Wildlife hunting on spike, say forest officials

[ Tongam Rina ]
ITANAGAR, Apr 18: There are reports of increased wildlife hunting after the state was locked down on 23 March, following the outbreak of Covid-19 in the country.
Though wildlife hunting is widely accepted in the state as it is tied to tribal rituals and cultural practices, officials of the forest department say that it has become unmanageable now as many are heading to the forests because they have nothing else to do.
“We don’t have control over community forests, but now it has reached the areas under the forest department,” one of the officials said.
“The lockdown has come as a curse to the forests as many who habitually do not hunt are also out in the forests with sophisticated weapons,” said an officer of the department.
“Hunting right now is not only about wildlife protection, but there is huge health risk involved,” said another.
The fear is not unfounded, as researches have already proven that many of the infectious diseases, including Ebola, HIV and swine and avian flu, are zoonotic. Even as studies are ongoing, there is a consensus among the scientific community that Covid-19 is zoonotic and it jumped from animal to human.
Most of these diseases are linked to biodiversity destruction.
None of the officers this daily spoke to wanted to give their identity, fearing reprisal from community members and the bosses of the forest department.
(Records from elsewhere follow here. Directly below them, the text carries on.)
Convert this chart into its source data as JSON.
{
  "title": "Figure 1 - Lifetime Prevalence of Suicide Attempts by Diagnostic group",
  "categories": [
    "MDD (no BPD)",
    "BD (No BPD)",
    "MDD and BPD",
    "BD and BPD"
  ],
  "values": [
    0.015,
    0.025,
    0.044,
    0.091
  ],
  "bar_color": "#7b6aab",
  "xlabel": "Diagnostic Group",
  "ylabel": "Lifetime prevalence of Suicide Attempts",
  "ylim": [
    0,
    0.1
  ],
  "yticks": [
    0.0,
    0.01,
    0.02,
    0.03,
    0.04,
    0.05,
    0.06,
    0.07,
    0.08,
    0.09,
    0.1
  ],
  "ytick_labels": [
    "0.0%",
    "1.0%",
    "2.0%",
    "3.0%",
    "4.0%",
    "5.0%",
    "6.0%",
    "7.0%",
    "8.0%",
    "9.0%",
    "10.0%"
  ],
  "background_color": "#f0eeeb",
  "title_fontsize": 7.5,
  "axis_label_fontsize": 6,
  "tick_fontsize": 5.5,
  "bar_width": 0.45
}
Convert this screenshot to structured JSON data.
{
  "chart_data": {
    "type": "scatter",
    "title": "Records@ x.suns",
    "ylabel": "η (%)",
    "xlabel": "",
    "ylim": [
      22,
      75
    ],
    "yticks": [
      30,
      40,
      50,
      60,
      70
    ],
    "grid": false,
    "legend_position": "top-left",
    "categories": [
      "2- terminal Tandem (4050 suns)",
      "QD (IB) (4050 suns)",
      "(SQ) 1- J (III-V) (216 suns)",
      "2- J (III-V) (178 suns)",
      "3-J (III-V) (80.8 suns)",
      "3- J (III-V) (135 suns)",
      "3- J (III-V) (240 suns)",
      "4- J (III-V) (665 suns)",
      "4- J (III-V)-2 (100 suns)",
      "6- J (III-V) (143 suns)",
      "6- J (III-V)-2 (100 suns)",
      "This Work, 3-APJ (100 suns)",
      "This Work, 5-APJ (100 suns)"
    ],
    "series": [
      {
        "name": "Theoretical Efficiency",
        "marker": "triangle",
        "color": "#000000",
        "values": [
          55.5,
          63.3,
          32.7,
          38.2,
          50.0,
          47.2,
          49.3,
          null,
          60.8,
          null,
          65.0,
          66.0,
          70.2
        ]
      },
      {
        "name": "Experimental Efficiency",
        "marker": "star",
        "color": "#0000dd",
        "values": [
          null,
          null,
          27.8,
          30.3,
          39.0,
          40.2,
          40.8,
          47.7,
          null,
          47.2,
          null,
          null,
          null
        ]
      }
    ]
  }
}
3 who killed king cobra identified

Three persons who killed a king cobra near T igdo area in Papum Pare district have been identified.
The king cobra is a protected reptile under the Wildlife (Protection) Act, 1972; therefore killing it is prohibited under the Indian law. It is a non-bailable offence.
When contacted, Umesh Kumar, the state’s deputy chief wildlife warden, said forest department officials visited the village in Pachin Colony but could not arrest the trio as the villagers surrounded them.
The forest department officials had to retreat and seek the help of the police.
A house-to-house search was carried out, but the three persons, who are seen handling the dead snake in a video, could not be traced, Kumar said.
“We tried our best but the accused went missing. Efforts are on to trace them,” the officer said.

PCCF seeks details of officers, evidence of hunting

Principal Chief Conservator of Forests (PCCF) Ajai Saxena, an IFS officer of the 1984 batch, dismissed the report that hunting is taking place in the state.
Instead he asked this daily to give him the details of the officers who spoke to this reporter, and photographic evidence of the hunted animals.
Saxena said that “the forest department cannot do anything if hunting is going on,” but added that forest officials are on the field.
He said he does not speak to the media, and refused to share information about the steps being taken by the department to put an end to large-scale hunting.